El juego nos permite, en definitiva, no caer en el absurdo del solipsismo, o encerrarse en el mundo creado por la conciencia de uno mismo hasta considerar el mundo una creación de la propia mente.

Nuestra proyección en el mundo

A medida que aumentan las exigencias educativas y las jornadas de los niños compiten en exigencia y duración con las de sus padres, se reducen las oportunidades para explorar el mundo sin la urgencia de traducir cada actividad en provecho inmediato.

En este contexto, el juego no estructurado que nos sitúa a niños y a adultos en el mundo sin nuestro apéndice digital ni obligaciones aumenta su importancia para bienestar físico y mental: no hay que subestimar los efectos sobre estado de ánimo y frescura intelectual de compartir una velada jugando con otros según las reglas perennes de algún pasatiempo analógico.

Sin recuperar la oportunidad de aburrirse, explorar, entender el proceso de ensayo y error, practicar deporte con los amigos sin convertirlo en una competición entre padres, o redescubrir la naturaleza (y el juego en la naturaleza), nuestro rendimiento intelectual y salud física y mental se resienten.

Sin tiempo para explorar y jugar en un contexto que no se circunscriba a una pantalla, la relación de niños y adultos con el mundo perderá resortes y riqueza que nos acercan a una manera universal de explorar el medio, estar en el mundo, reconocer patrones, urdir estrategias, improvisar, madurar.

Reencantamiento

Si el mundo es percibido como un lugar inhóspito y ajeno a nosotros, ahondamos en lo que Max Weber llamó desencantamiento del mundo, el fenómeno de desarraigo de la naturaleza propio de sociedades seculares con entornos cada vez más asépticos y estructurados.

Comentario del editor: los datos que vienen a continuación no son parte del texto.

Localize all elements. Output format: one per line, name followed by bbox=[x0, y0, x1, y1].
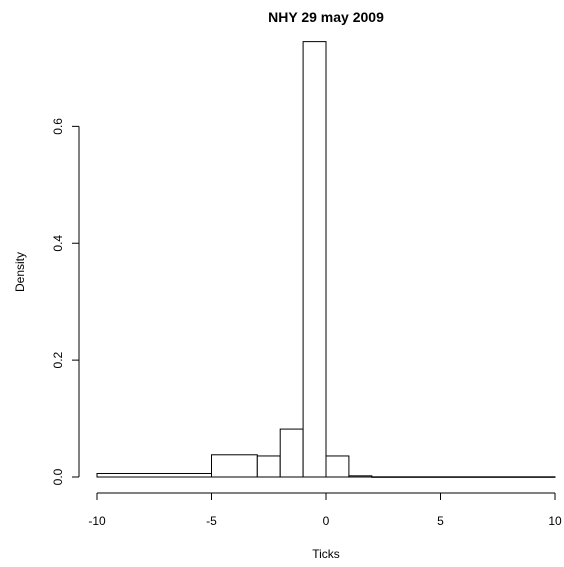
histogram-bar bbox=[325, 455, 350, 478]
histogram-bar bbox=[371, 476, 556, 478]
y-axis: 0.0 0.2 0.4 0.6 bbox=[51, 118, 80, 485]
y-tick-label: 0.6 bbox=[51, 118, 65, 135]
x-tick-label: 5 bbox=[437, 514, 444, 528]
x-tick-label: -10 bbox=[88, 514, 106, 528]
histogram-bar bbox=[302, 41, 327, 478]
histogram-bar bbox=[96, 472, 212, 478]
chart-title: NHY 29 may 2009 bbox=[268, 9, 384, 25]
x-tick-label: 0 bbox=[323, 514, 330, 528]
x-axis: -10 -5 0 5 10 bbox=[88, 492, 562, 528]
x-tick-label: -5 bbox=[206, 514, 217, 528]
histogram-bar bbox=[279, 428, 304, 478]
y-tick-label: 0.0 bbox=[51, 468, 65, 485]
histogram-bar bbox=[211, 454, 258, 478]
histogram-bar bbox=[256, 455, 281, 478]
x-axis-label: Ticks bbox=[312, 547, 340, 561]
y-tick-label: 0.2 bbox=[51, 351, 65, 368]
histogram-bar bbox=[348, 475, 373, 478]
y-axis-label: Density bbox=[13, 252, 27, 292]
x-tick-label: 10 bbox=[548, 514, 562, 528]
y-tick-label: 0.4 bbox=[51, 235, 65, 252]
bars-group bbox=[96, 41, 556, 478]
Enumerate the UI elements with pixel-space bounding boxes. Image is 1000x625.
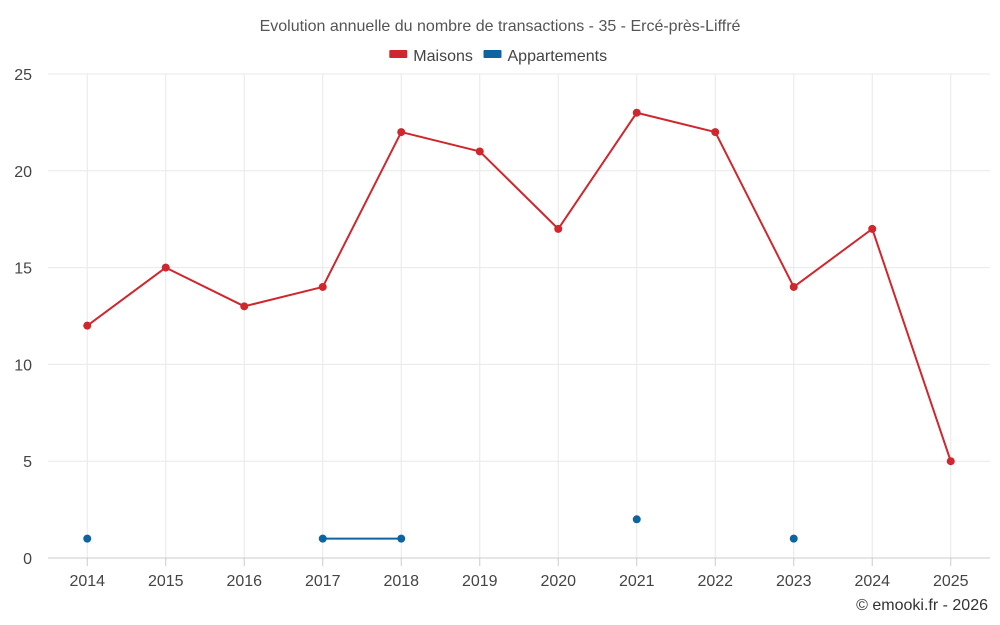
- x-tick-label: 2021: [619, 573, 655, 590]
- x-tick-label: 2016: [226, 573, 262, 590]
- data-point-appartements: [632, 515, 641, 524]
- y-tick-label: 5: [23, 454, 32, 471]
- y-tick-label: 15: [14, 261, 32, 278]
- x-tick-label: 2022: [697, 573, 733, 590]
- y-tick-label: 20: [14, 164, 32, 181]
- y-tick-label: 25: [14, 67, 32, 84]
- series-appartements: [83, 515, 798, 543]
- data-point-maisons: [632, 108, 641, 117]
- x-tick-label: 2025: [933, 573, 969, 590]
- x-tick-label: 2019: [462, 573, 498, 590]
- data-point-maisons: [240, 302, 249, 311]
- x-tick-label: 2017: [305, 573, 341, 590]
- data-point-maisons: [83, 321, 92, 330]
- series-layer: [83, 108, 955, 543]
- legend-label: Appartements: [508, 48, 608, 65]
- data-point-maisons: [475, 147, 484, 156]
- grid: [48, 73, 990, 558]
- data-point-appartements: [789, 534, 798, 543]
- data-point-maisons: [161, 263, 170, 272]
- x-tick-label: 2015: [148, 573, 184, 590]
- x-tick-label: 2024: [854, 573, 890, 590]
- x-tick-label: 2014: [69, 573, 105, 590]
- data-point-maisons: [554, 224, 563, 233]
- data-point-maisons: [789, 282, 798, 291]
- series-line-maisons: [86, 111, 952, 462]
- legend-swatch: [483, 50, 502, 58]
- x-tick-label: 2020: [540, 573, 576, 590]
- data-point-maisons: [711, 128, 720, 137]
- data-point-maisons: [397, 128, 406, 137]
- data-point-maisons: [868, 224, 877, 233]
- legend-item-appartements: Appartements: [483, 48, 608, 65]
- data-point-appartements: [318, 534, 327, 543]
- legend-item-maisons: Maisons: [389, 48, 473, 65]
- credit-text: © emooki.fr - 2026: [856, 597, 988, 614]
- legend: Maisons Appartements: [389, 48, 607, 65]
- series-maisons: [83, 108, 955, 466]
- x-tick-label: 2018: [383, 573, 419, 590]
- data-point-maisons: [318, 282, 327, 291]
- y-tick-label: 0: [23, 551, 32, 568]
- legend-label: Maisons: [413, 48, 473, 65]
- x-tick-label: 2023: [776, 573, 812, 590]
- data-point-maisons: [946, 457, 955, 466]
- chart-title: Evolution annuelle du nombre de transact…: [260, 18, 741, 35]
- legend-swatch: [389, 50, 408, 58]
- y-tick-label: 10: [14, 357, 32, 374]
- data-point-appartements: [397, 534, 406, 543]
- data-point-appartements: [83, 534, 92, 543]
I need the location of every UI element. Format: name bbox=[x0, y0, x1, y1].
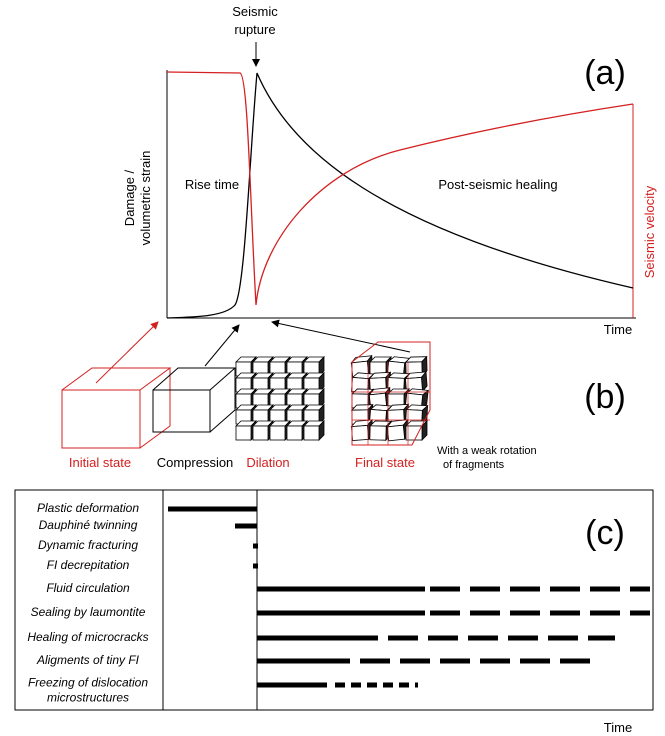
fragment bbox=[405, 420, 428, 441]
panel-label: (c) bbox=[585, 514, 625, 552]
arrow bbox=[95, 321, 159, 384]
fragment bbox=[303, 388, 325, 409]
fragment-face bbox=[369, 425, 387, 441]
fragment-face bbox=[405, 425, 423, 441]
fragment bbox=[286, 388, 308, 409]
fragment bbox=[252, 388, 274, 409]
fragment bbox=[303, 356, 325, 377]
row-label: Sealing by laumontite bbox=[31, 605, 146, 619]
phase-label: Rise time bbox=[185, 177, 239, 192]
fragment bbox=[404, 388, 430, 410]
y-label: Damage / volumetric strain bbox=[122, 151, 153, 246]
fragment-grid bbox=[235, 356, 325, 441]
state-label: Dilation bbox=[246, 455, 289, 470]
row-label: Freezing of dislocation bbox=[28, 676, 148, 690]
rupture-label: Seismic bbox=[232, 4, 278, 19]
arrow bbox=[204, 324, 240, 367]
row-label: microstructures bbox=[47, 691, 129, 705]
fragment-face bbox=[269, 425, 286, 441]
compression-cube bbox=[152, 367, 237, 433]
fragment bbox=[404, 371, 428, 394]
panel-label: (b) bbox=[584, 378, 626, 416]
damage-curve bbox=[166, 72, 634, 319]
fragment-face bbox=[235, 425, 252, 441]
panel-a: Seismic rupture (a) Damage / volumetric … bbox=[122, 4, 657, 337]
frame bbox=[14, 489, 654, 711]
panel-label: (a) bbox=[584, 54, 626, 92]
y-label-line: volumetric strain bbox=[138, 151, 153, 246]
x-label: Time bbox=[604, 322, 632, 337]
panel-c: (c) Time Plastic deformation Dauphiné twi… bbox=[14, 489, 654, 735]
fragment bbox=[303, 372, 325, 393]
fragment bbox=[303, 404, 325, 425]
arrow bbox=[271, 319, 411, 353]
row-label: Fluid circulation bbox=[46, 581, 130, 595]
phase-label: Post-seismic healing bbox=[438, 177, 557, 192]
fragment-face bbox=[351, 424, 369, 442]
fragment-face bbox=[252, 425, 269, 441]
initial-cube bbox=[61, 367, 172, 449]
fragment-face bbox=[386, 424, 406, 442]
red-outline bbox=[352, 362, 430, 445]
fragment-grid bbox=[350, 341, 431, 446]
state-label: Compression bbox=[157, 455, 234, 470]
row-label: Dynamic fracturing bbox=[38, 538, 138, 552]
row-label: Healing of microcracks bbox=[27, 630, 148, 644]
note: With a weak rotation bbox=[437, 445, 537, 457]
state-label: Final state bbox=[355, 455, 415, 470]
row-label: Aligments of tiny FI bbox=[36, 653, 140, 667]
row-label: FI decrepitation bbox=[47, 558, 130, 572]
note: of fragments bbox=[443, 459, 505, 471]
red-outline bbox=[351, 341, 431, 446]
panel-b: (b) Initial state Compression Dilation F… bbox=[61, 319, 626, 471]
y2-label: Seismic velocity bbox=[642, 185, 657, 278]
fragment bbox=[386, 418, 410, 442]
fragment-face bbox=[286, 425, 303, 441]
fragment bbox=[303, 420, 325, 441]
row-label: Dauphiné twinning bbox=[39, 518, 138, 532]
row-label: Plastic deformation bbox=[37, 501, 139, 515]
velocity-curve bbox=[166, 71, 634, 306]
state-label: Initial state bbox=[69, 455, 131, 470]
x-label: Time bbox=[604, 720, 632, 735]
fragment-face bbox=[303, 425, 320, 441]
y-label-line: Damage / bbox=[122, 169, 137, 226]
rupture-label: rupture bbox=[234, 22, 275, 37]
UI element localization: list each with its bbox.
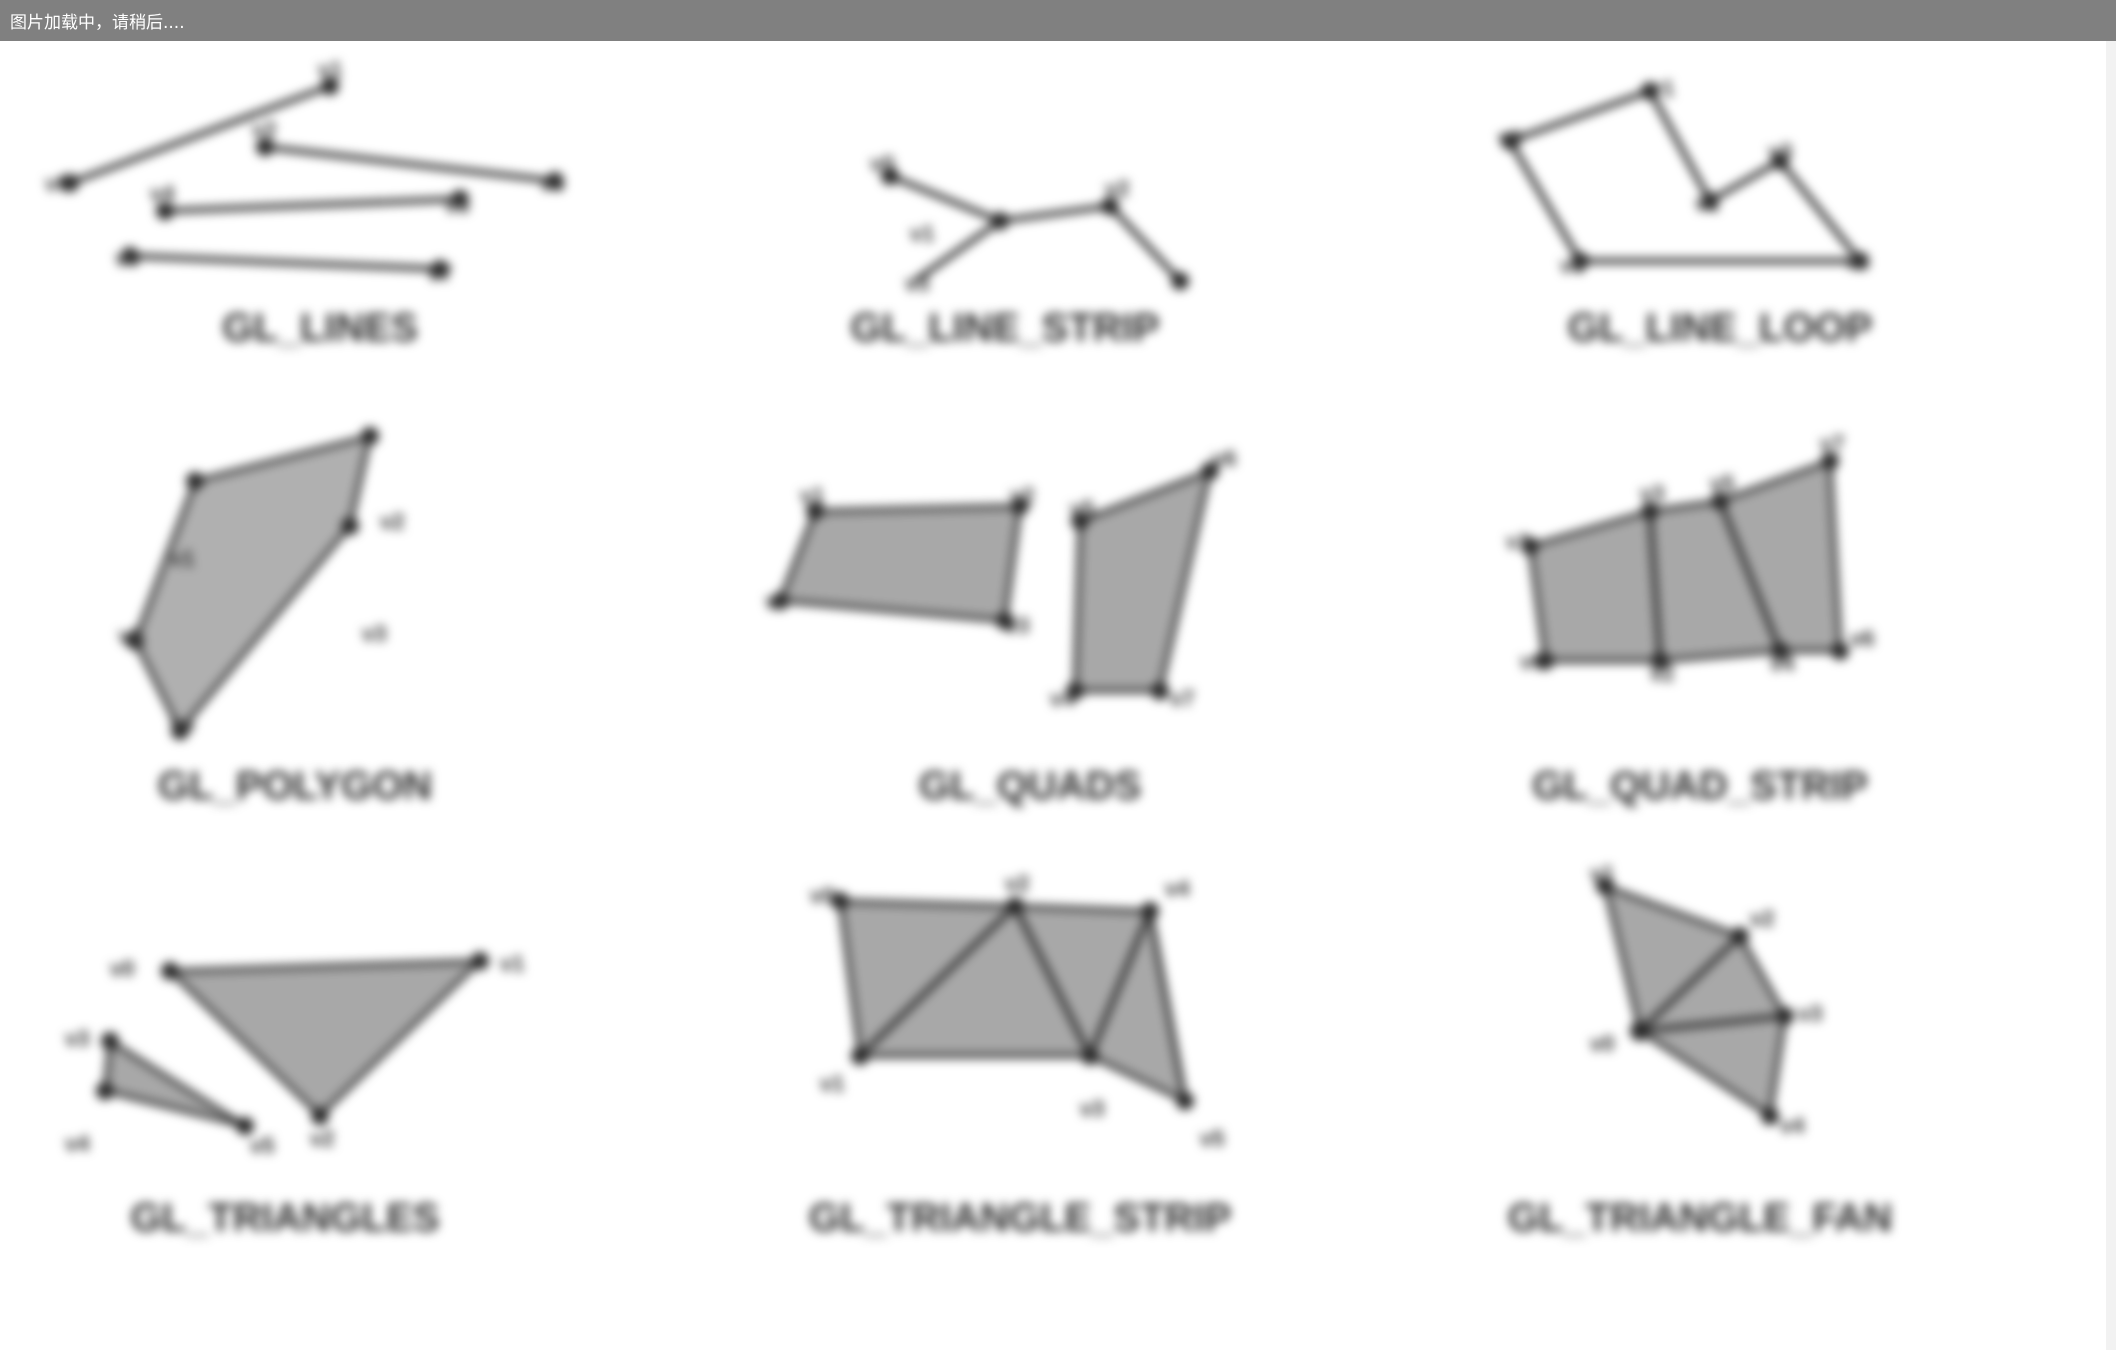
loading-text: 图片加载中，请稍后.... [10,13,185,33]
vertex-label: v1 [1650,76,1674,101]
vertex-label: v0 [1498,126,1522,151]
vertex-label: v2 [1105,176,1129,201]
panel-quad-strip: v0 v1 v2 v3 v4 v5 v6 v7 GL_QUAD_STRIP [1506,431,1874,808]
vertex-label: v0 [118,623,142,648]
vertical-scrollbar[interactable] [2106,41,2116,1350]
vertex-label: v1 [170,546,194,571]
caption-line-loop: GL_LINE_LOOP [1568,306,1873,350]
vertex-label: v5 [1070,496,1094,521]
panel-triangles: v0 v1 v2 v3 v4 v5 GL_TRIANGLES [65,951,524,1240]
vertex-label: v4 [170,711,195,736]
vertex-label: v4 [1050,686,1075,711]
vertex-label: v3 [362,621,386,646]
vertex-label: v2 [252,117,276,142]
vertex-label: v1 [910,221,934,246]
vertex-label: v7 [1170,686,1194,711]
vertex-label: v1 [500,951,524,976]
caption-line-strip: GL_LINE_STRIP [851,306,1160,350]
vertex-label: v6 [115,246,139,271]
vertex-label: v5 [1200,1126,1224,1151]
vertex-label: v2 [1650,661,1674,686]
vertex-label: v4 [1770,651,1795,676]
vertex-label: v3 [1640,481,1664,506]
vertex-label: v2 [1005,871,1029,896]
caption-triangle-strip: GL_TRIANGLE_STRIP [809,1196,1231,1240]
vertex-label: v1 [820,1071,844,1096]
vertex-label: v3 [1798,1001,1822,1026]
caption-polygon: GL_POLYGON [158,764,432,808]
vertex-label: v4 [65,1131,90,1156]
panel-triangle-fan: v0 v1 v2 v3 v4 GL_TRIANGLE_FAN [1508,861,1892,1240]
vertex-label: v3 [905,271,929,296]
vertex-label: v5 [1710,471,1734,496]
vertex-label: v5 [1560,253,1584,278]
vertex-label: v0 [110,956,134,981]
vertex-label: v6 [1212,446,1236,471]
vertex-label: v1 [318,57,342,82]
caption-lines: GL_LINES [222,306,418,350]
vertex-label: v6 [1850,626,1874,651]
caption-triangle-fan: GL_TRIANGLE_FAN [1508,1196,1892,1240]
vertex-label: v2 [380,509,404,534]
caption-triangles: GL_TRIANGLES [131,1196,440,1240]
vertex-label: v7 [428,261,452,286]
vertex-label: v4 [1780,1113,1805,1138]
vertex-label: v1 [1506,529,1530,554]
vertex-label: v2 [1750,906,1774,931]
vertex-label: v0 [765,589,789,614]
vertex-label: v0 [870,151,894,176]
vertex-label: v5 [445,193,469,218]
caption-quad-strip: GL_QUAD_STRIP [1532,764,1868,808]
vertex-label: v7 [1820,431,1844,456]
loading-bar: 图片加载中，请稍后.... [0,0,2116,41]
vertex-label: v0 [1520,649,1544,674]
vertex-label: v0 [1590,1031,1614,1056]
vertex-label: v3 [1768,139,1792,164]
vertex-label: v0 [810,883,834,908]
panel-line-strip: v0 v1 v2 v3 GL_LINE_STRIP [851,151,1189,350]
vertex-label: v4 [1165,876,1190,901]
panel-line-loop: v0 v1 v2 v3 v4 v5 GL_LINE_LOOP [1498,76,1872,350]
vertex-label: v0 [45,171,69,196]
panel-polygon: v0 v1 v2 v3 v4 GL_POLYGON [118,427,432,808]
vertex-label: v2 [1695,191,1719,216]
vertex-label: v2 [1010,483,1034,508]
vertex-label: v3 [1005,613,1029,638]
vertex-label: v5 [250,1133,274,1158]
vertex-label: v1 [800,483,824,508]
vertex-label: v4 [150,181,175,206]
panel-triangle-strip: v0 v1 v2 v3 v4 v5 GL_TRIANGLE_STRIP [809,871,1231,1240]
image-view: v0 v1 v2 v3 v4 v5 v6 v7 GL_LINES v0 v1 v… [0,41,2116,1350]
primitives-diagram: v0 v1 v2 v3 v4 v5 v6 v7 GL_LINES v0 v1 v… [45,57,1892,1240]
vertex-label: v3 [540,171,564,196]
vertex-label: v3 [65,1026,89,1051]
vertex-label: v4 [1845,249,1870,274]
caption-quads: GL_QUADS [919,764,1141,808]
vertex-label: v1 [1590,861,1614,886]
panel-quads: v0 v1 v2 v3 v4 v5 v6 v7 GL_QUADS [765,446,1236,808]
vertex-label: v3 [1080,1096,1104,1121]
vertex-label: v2 [310,1126,334,1151]
panel-lines: v0 v1 v2 v3 v4 v5 v6 v7 GL_LINES [45,57,564,350]
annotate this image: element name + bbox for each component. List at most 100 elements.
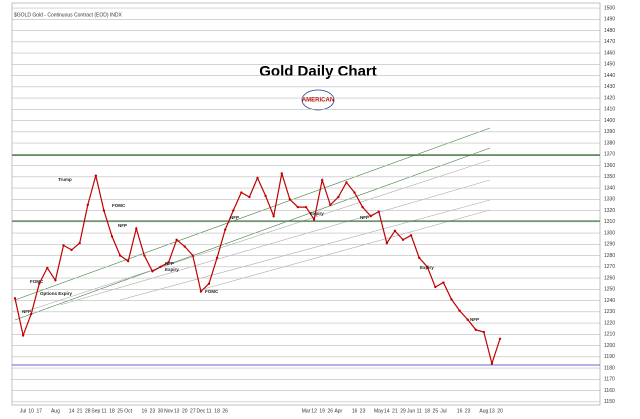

Si lo que queremos es, por el contrario, proyectar nuestra conciencia hacia lo circundante, el juego nos puede ayudar. Hay juegos tan sencillos y ancestrales como darse un paseo por el entorno natural más cercano a casa, buscar cantos rodados y guijarros en el entorno del lugar que elijamos y depositar una piedra sobre la otra, improvisando un juego de equilibrio de formas orgánicas.

Compensemos el proceso de desencantamiento del entorno físico, social y natural al que nos empuja la sociedad del conocimiento, con un retorno consciente a la sorpresa del juego analógico y el “reencantamiento” a través de la exploración del mundo usando el ensayo y error.

Con un poco de juego y tiempo libre desestructurado, respiraremos algo de aire fresco al margen del corsé postmoderno: la tendencia a encuadrar la realidad en el marco del cálculo, la previsión, la norma, la expectativa, los artefactos de la “gubernamentalidad”.

Así, quizá, recordemos —o descubramos— la función de nuestras variables biológicas y su relación con nuestro bienestar, desentumeciendo de paso nuestra creatividad, al desasociarla de su utilidad potencial. El juego es un fin en sí mismo.